Marst : Je n’ai pas grand chose à rajouter. Ben a dit l’essentiel. J’emmerde profondément tous les crétins qui peuvent gueuler pour ne rien dire. Faudrait déjà qu’ils aient quelque chose d’autre à faire. Les « pseudo-débats » sans intérêt sur les réseaux sociaux au sujet par exemple du support sur lequel on joue la musique ne m’intéressent pas. Et concernant la sortie de Laurent sur Ed Banger, je suis à 100% pour. Pedro Winter est quelqu’un de très respectable pour tout ce qu’il a pu faire, même si je n’apprécie pas tout de son catalogue, loin de là. Et cet EP, en plus d’être efficace, fait danser des culs… C’est l’essentiel non ?

Au-delà de son statut de producteur, Garnier est un activiste reconnu. Vous estimez-vous capables de prendre le relais ? Est-ce encore nécessaire aujourd’hui de militer pour la cause des musiques électroniques ?

Marst : Oui, je pense qu’il est encore utile de militer pour cette cause, et j’aime le faire, car il est essentiel de croire en ce que l’on fait, et en la musique que l’on défend. Alors il est évident qu’aujourd’hui tout est bien plus facile qu’avant, la musique électronique étant devenue un genre ancré parmi les autres et des Dj’s remplissant des salles aussi bien que des chanteurs, mais cela dit, il est toujours d’actualité de défendre cette musique, tous les jours, pour ne cesser de la faire avancer et évoluer. Donc oui, je me sens capable, à mon petit niveau, de « prendre le relais ».

Madben : La musique électronique (dans sa globalité) est vraiment entrée dans les moeurs aujourd’hui. Elle a énormément évolué, s’est assagie, a pris place dans la pub, dans des films, des spots TV, sur des radios nationales… Ça n’a pas toujours été positif d’ailleurs, car de belles m***** sont apparues sur le marché, jouées par des DJ’s demandant des cachets complètement dingues ! Finalement, si l’on devait maintenant militer pour quelque chose, ça serait probablement pour faire vivre son histoire, et ne pas oublier d’où elle vient.

Laurent Garnier playliste parfois vos titres et vous soutient. Le meilleur conseil qu’il vous ait apporté ?

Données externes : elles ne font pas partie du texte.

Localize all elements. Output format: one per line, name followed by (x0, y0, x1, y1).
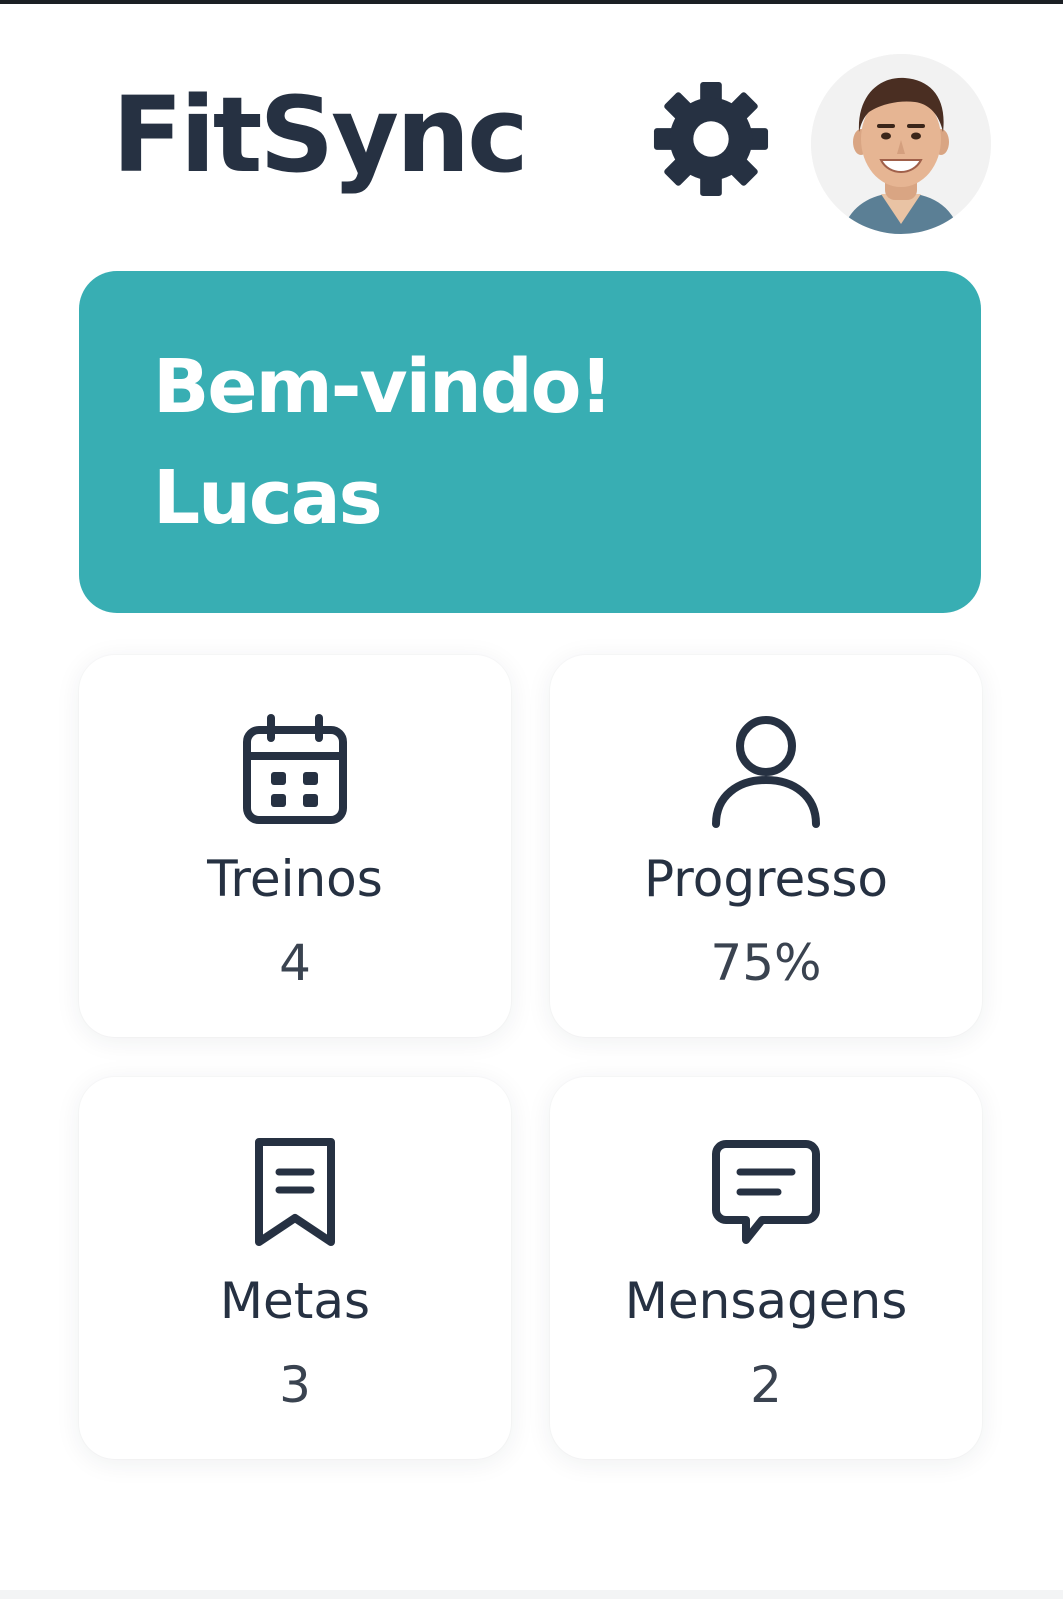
user-icon (706, 710, 826, 830)
user-avatar-photo (811, 54, 991, 234)
tile-treinos[interactable]: Treinos 4 (79, 655, 511, 1037)
app-screen: FitSync Bem-vindo! Lucas Treinos 4 Progr… (0, 0, 1063, 1599)
tile-label: Treinos (207, 850, 383, 908)
tile-value: 75% (710, 934, 822, 992)
bookmark-list-icon (235, 1132, 355, 1252)
settings-button[interactable] (652, 80, 770, 198)
message-icon (706, 1132, 826, 1252)
gear-icon (652, 80, 770, 198)
welcome-greeting: Bem-vindo! (153, 344, 613, 430)
tile-label: Metas (219, 1272, 371, 1330)
tile-mensagens[interactable]: Mensagens 2 (550, 1077, 982, 1459)
tile-value: 4 (279, 934, 311, 992)
tile-label: Mensagens (624, 1272, 908, 1330)
calendar-icon (235, 710, 355, 830)
welcome-banner: Bem-vindo! Lucas (79, 271, 981, 613)
tile-metas[interactable]: Metas 3 (79, 1077, 511, 1459)
tile-label: Progresso (644, 850, 888, 908)
tile-progresso[interactable]: Progresso 75% (550, 655, 982, 1037)
app-title: FitSync (112, 74, 529, 196)
bottom-bar (0, 1590, 1063, 1599)
tile-value: 2 (750, 1356, 782, 1414)
header: FitSync (0, 0, 1063, 240)
avatar[interactable] (811, 54, 991, 234)
tile-value: 3 (279, 1356, 311, 1414)
welcome-user-name: Lucas (153, 455, 383, 541)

Madben : Faire masteriser mon live, c’est son dernier conseil en date ! Depuis que je me suis lancé dans l’aventure musicale, il n’y a quasiment pas un projet pour lequel je n’ai pas demandé l’avis de Laurent. Et jusque maintenant, cela a toujours été constructif ! C’est ce que je trouve génial chez lui, il est toujours prêt à donner un coup de pouce et à partager son expérience.

Marst : Ne jamais se laisser marcher dessus, toujours croire en ce que l’on fait et ne pas vendre son âme au diable. C’est l’essentiel de tout ce qu’il a pu me dire jusqu’à présent. Des conseils en or venant d’un grand monsieur de la musique électronique qui a su rester humble et simple.

https://soundcloud.com/marst/laurent-garnier-waterlight-iiwii

Le titre de Laurent Garnier dont vous serez éternellement jaloux ?

Marst : La Minute Du Répondeur Le Plus Casse-Couilles, sans aucune hésitation !

Madben : Impossible d’en choisir un seul… mais selon le contexte, je dirais Colored City, Crispy Bacon ou encore The Man With The Red Face.